Wednesday, September 29, 2010

Surfing With Bot'Ox


"Babylon By Car" is a mysteriously titled 2007 single by the French electroduo Bot'Ox. It's not entirely apparent what this instrumental blend of nu-disco and Krautrock has to do with Babylon, aside from an "Arabic"-sounding flat second in one of the riffs. As Congorock taught us, all you need is some music that sounds vaguely exotic to Western ears and you, too, can claim the mantle of Babylon! No complaints here; Congorock's "Babylon" is one of the best singles of the year, and this one sounds pretty good.
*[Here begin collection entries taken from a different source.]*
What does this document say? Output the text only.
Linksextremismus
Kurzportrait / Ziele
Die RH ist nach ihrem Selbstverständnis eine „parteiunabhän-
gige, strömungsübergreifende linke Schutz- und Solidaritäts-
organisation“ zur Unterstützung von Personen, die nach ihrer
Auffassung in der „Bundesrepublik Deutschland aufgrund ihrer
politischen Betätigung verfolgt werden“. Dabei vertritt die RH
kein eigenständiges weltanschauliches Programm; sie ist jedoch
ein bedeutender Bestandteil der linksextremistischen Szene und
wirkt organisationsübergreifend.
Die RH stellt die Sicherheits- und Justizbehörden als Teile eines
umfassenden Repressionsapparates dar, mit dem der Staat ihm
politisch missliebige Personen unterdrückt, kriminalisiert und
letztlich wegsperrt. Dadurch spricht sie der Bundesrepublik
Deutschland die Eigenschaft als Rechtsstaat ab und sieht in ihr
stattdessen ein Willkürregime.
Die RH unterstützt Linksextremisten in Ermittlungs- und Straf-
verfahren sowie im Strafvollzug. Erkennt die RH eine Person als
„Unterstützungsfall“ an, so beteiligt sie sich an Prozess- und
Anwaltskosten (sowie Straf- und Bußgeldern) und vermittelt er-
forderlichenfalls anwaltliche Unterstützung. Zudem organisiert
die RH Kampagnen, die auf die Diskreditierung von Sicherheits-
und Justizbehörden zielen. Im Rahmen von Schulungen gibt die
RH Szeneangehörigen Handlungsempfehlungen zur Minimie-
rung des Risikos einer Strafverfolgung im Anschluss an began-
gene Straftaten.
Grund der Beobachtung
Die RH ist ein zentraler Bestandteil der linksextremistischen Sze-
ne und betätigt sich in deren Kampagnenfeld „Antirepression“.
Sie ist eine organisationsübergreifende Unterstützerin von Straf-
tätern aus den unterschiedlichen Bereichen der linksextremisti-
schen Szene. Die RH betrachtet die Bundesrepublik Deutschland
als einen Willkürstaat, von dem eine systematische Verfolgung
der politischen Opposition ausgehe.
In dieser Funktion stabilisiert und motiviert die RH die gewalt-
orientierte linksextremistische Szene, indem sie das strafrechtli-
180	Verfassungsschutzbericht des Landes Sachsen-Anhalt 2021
It's possible that "Babylon By Car" is also supposed to conjure memories of the Normal's (and Grace Jones's) "Warm Leatherette", a car song that celebrates kinky thrills while being impaled on your emergency brake. That'd speak to our conception of decadent Babylon, for sure. More interesting is the way the song equates Babylon with driving. As I've argued elsewhere, Babylon songs mention driving almost as often as they mention sex, drugs, and phallic towers. Cars can represent freedom; when the Dolls celebrate Babylon's freedom from societal convention, they drive really fast to get there. Cars can also symbolize status and ennui; when Faster Pussycat have nothing better to do in Babylon, they sit in traffic on the L.A. freeway and hurl insults at other drivers, while they make out and do drugs. When Steely Dan wanna have a threesome, they lure the girls into their car and go for a drive. (Maybe Becker and Purdie hang out in the trunk while Fagen sings and steers.)

Americans love cars, but this symbolic meaning of "Car" is more a Western thing than an American thing; after all, Bot'Ox are French, and their music is indebted to Kraftwerk's autobahn. (Although Kraftwerk may, in turn, be indebted to the symbol of the Car in earlier American rock; further research.) In pop music we love our cars, and they symbolize freedom and status. But when we equate them with Babylon, we acknowledge that maybe something's wrong with that freedom and status. At the very least, it's unnatural. But what's natural? And why do we privilege the natural? This is one of rock 'n' roll's deepest tensions -- its pleasures are undeniable and unbeatable, but they might carry you over the edge. When singers use Babylon to celebrate their decadence, they pay lip service to that edge. Sometimes, like Steely Dan, they stare right into the void. And just as Babylon lays bare the void that lurks within Sex and Drugs, when it sucks the Car into its decadent milieu, it reveals that the Car contains a void too. Tack it up, tack it up, buddy, now I shut you down.